Before the movie starts, he gives all the kids juice. This is a three-hour movie and those are high-sugar drinks. I’m 25 now and the notion of having kids has never entered my head as I don’t think I’m ready, but I still thought what is he doing? They’re going to be crying, fidgeting, and winging before the end of the first half-hour, and after that, they’ll be tired and whining.

Sure enough, they are and I’m annoyed as I’m trying to get into what’s going on in the movie. The four-year-old is standing on his seat and then running around the theatre and rather than collecting the kid or taking him outside to give him a talking to, the father just sits there spitting profane words at him and telling him to sit down.

As if he’s not the father, but just another patron in the cinema who is putting up with a hyperactive kid. The toddler is relatively quiet and the baby is fussy but not doing much. An hour or so into the movie the kid is still moving around and has been complaining for about 15 minutes that he needs to go to the toilet.

At this stage, I understand that the kids have no interest in seeing the 3-hour-long sci-fi movie and that the father has just dragged them along because he wanted to see it. He’s not leaving because he clearly does not care about what the three kids want to do. He eventually relents, angrily yanks the kid’s arm violently, and drags him out of the cinema. Except, there was one problem…

He leaves the toddler sitting in her chair and the baby rolling around on the seat! My sister is sitting next to me. She works with teenage mothers and deals a lot with helping others to learn basic parenting skills. She and I are both staring nervously at the baby wondering whether it will be worse to pick the baby up and bare the wrath of being discovered holding a stranger’s child, or letting the baby fall off the chair it’s rolling about on and do some serious permanent damage to itself.

We watch the baby, ready to jump in, until the father comes back and jostles the boy back into his seat. The kids are all complaining a lot by the time the movie is over. It’s horrendous. He laughs loudly at most inappropriate moments in the movie and utterly ignores his tired, bored and unhappy children. The credits roll, and he stands to leave.

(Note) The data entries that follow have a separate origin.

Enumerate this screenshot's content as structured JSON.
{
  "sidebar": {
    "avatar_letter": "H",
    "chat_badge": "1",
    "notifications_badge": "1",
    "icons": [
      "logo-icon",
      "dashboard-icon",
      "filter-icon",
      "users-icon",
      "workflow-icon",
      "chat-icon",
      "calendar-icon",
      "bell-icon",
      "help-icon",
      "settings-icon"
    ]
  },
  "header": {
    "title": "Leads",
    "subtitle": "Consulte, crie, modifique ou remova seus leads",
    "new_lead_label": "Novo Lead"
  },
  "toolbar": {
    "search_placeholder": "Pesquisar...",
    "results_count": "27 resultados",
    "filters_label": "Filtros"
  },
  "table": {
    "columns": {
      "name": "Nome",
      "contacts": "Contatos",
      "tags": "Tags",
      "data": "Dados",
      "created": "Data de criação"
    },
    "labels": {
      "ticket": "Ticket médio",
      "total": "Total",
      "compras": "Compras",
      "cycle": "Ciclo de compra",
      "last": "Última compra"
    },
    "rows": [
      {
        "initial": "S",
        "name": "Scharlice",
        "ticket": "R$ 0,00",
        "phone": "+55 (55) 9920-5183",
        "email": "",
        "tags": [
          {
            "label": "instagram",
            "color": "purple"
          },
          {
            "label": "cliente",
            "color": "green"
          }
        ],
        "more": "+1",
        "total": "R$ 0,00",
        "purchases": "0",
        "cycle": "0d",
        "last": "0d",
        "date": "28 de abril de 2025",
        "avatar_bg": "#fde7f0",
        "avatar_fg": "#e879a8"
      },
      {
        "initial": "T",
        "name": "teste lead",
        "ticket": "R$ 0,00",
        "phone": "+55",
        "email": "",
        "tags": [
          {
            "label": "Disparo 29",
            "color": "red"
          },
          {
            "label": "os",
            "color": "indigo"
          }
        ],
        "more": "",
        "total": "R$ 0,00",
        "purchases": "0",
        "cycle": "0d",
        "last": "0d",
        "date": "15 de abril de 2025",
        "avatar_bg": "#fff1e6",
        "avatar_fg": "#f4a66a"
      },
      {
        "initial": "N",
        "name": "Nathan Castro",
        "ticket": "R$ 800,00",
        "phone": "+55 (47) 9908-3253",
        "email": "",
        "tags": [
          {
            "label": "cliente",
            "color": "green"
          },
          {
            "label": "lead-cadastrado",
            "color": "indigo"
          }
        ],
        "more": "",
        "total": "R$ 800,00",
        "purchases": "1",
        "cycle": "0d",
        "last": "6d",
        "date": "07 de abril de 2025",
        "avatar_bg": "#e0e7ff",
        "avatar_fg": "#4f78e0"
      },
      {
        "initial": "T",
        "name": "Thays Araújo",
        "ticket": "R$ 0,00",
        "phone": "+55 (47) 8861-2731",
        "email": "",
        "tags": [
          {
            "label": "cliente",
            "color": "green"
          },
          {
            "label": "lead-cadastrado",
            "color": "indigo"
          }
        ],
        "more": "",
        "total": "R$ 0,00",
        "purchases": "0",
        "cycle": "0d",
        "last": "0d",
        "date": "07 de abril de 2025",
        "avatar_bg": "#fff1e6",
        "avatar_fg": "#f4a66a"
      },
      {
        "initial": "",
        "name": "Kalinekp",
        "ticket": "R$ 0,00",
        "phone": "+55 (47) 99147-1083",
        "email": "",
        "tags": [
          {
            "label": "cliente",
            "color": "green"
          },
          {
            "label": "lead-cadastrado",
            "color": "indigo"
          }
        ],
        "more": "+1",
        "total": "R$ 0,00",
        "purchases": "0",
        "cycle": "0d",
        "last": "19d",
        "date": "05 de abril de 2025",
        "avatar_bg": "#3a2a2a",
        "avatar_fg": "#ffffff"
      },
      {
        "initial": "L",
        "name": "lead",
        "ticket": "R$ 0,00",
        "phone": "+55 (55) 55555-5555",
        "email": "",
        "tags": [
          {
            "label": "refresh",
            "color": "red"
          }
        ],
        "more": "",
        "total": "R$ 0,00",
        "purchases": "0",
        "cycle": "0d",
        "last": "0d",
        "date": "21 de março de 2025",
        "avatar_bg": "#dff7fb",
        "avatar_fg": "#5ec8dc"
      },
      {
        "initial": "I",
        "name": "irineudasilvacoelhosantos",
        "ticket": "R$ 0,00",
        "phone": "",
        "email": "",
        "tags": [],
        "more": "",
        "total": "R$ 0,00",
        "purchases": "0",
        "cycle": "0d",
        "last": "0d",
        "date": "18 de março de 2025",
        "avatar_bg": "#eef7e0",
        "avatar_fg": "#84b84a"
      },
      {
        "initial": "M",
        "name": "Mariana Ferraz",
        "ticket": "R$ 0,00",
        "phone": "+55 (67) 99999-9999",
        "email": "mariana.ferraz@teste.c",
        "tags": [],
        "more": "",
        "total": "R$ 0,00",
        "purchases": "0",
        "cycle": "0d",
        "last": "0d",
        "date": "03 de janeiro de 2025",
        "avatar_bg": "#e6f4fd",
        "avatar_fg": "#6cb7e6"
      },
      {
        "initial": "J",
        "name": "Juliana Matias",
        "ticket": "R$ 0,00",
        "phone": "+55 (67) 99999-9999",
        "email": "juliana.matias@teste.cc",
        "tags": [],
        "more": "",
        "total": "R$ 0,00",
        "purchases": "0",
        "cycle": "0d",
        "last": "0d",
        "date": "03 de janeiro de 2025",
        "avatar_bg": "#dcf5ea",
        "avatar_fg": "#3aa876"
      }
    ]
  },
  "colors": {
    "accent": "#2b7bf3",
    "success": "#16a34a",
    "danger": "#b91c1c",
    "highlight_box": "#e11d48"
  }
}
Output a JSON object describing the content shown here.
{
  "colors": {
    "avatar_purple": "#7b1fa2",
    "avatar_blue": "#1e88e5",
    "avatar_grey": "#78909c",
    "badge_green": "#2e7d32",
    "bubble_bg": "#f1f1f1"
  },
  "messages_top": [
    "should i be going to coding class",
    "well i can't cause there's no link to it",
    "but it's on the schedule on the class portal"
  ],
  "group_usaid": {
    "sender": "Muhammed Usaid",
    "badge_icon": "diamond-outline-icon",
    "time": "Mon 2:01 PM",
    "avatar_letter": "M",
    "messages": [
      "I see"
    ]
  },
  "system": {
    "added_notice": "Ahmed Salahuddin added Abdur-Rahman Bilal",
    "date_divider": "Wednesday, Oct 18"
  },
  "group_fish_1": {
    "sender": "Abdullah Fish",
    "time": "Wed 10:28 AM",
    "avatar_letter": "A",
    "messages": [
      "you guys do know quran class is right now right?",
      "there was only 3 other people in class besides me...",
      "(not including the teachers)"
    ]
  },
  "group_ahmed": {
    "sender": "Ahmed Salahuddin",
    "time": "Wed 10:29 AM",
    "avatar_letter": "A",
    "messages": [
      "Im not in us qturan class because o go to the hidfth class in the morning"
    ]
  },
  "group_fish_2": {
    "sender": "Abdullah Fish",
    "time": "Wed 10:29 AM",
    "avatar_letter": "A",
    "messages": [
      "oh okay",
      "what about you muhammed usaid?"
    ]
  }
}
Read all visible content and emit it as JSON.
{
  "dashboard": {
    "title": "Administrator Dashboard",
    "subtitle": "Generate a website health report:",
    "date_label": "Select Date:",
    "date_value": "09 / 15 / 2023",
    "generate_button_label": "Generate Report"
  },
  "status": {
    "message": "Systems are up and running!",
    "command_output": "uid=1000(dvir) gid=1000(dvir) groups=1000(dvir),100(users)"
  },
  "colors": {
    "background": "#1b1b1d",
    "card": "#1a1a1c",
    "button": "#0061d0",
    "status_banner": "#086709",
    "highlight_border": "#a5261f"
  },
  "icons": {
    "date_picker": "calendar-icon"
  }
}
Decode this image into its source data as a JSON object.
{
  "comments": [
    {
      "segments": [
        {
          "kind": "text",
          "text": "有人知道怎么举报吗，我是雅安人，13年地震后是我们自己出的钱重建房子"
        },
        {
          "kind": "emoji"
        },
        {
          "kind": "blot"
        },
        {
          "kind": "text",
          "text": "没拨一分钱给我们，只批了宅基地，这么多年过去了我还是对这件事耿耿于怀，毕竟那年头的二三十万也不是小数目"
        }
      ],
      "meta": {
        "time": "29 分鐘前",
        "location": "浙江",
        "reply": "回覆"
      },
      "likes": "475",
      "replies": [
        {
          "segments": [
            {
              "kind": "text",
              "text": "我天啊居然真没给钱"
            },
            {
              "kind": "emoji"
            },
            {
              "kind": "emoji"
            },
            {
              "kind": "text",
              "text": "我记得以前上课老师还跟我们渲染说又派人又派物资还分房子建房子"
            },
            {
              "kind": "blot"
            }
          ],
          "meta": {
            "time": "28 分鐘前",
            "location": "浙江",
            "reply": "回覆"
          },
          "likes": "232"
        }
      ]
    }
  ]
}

My sister and I stand up and berate the ever-loving life out of him. She outlines one by one the list of ways in which he has failed as a father and as a compassionate human being. He responds with something about not knowing what it’s like to be a father and I explain who she is and what she does and outline for him point by point, the things which he’s done in the past three hours to the detriment of everybody around him.

The whole packed cinema just sits and watches him leave. At the start of the film I was annoyed at the kids, but towards the end of the movie, I wanted to remove them from his care.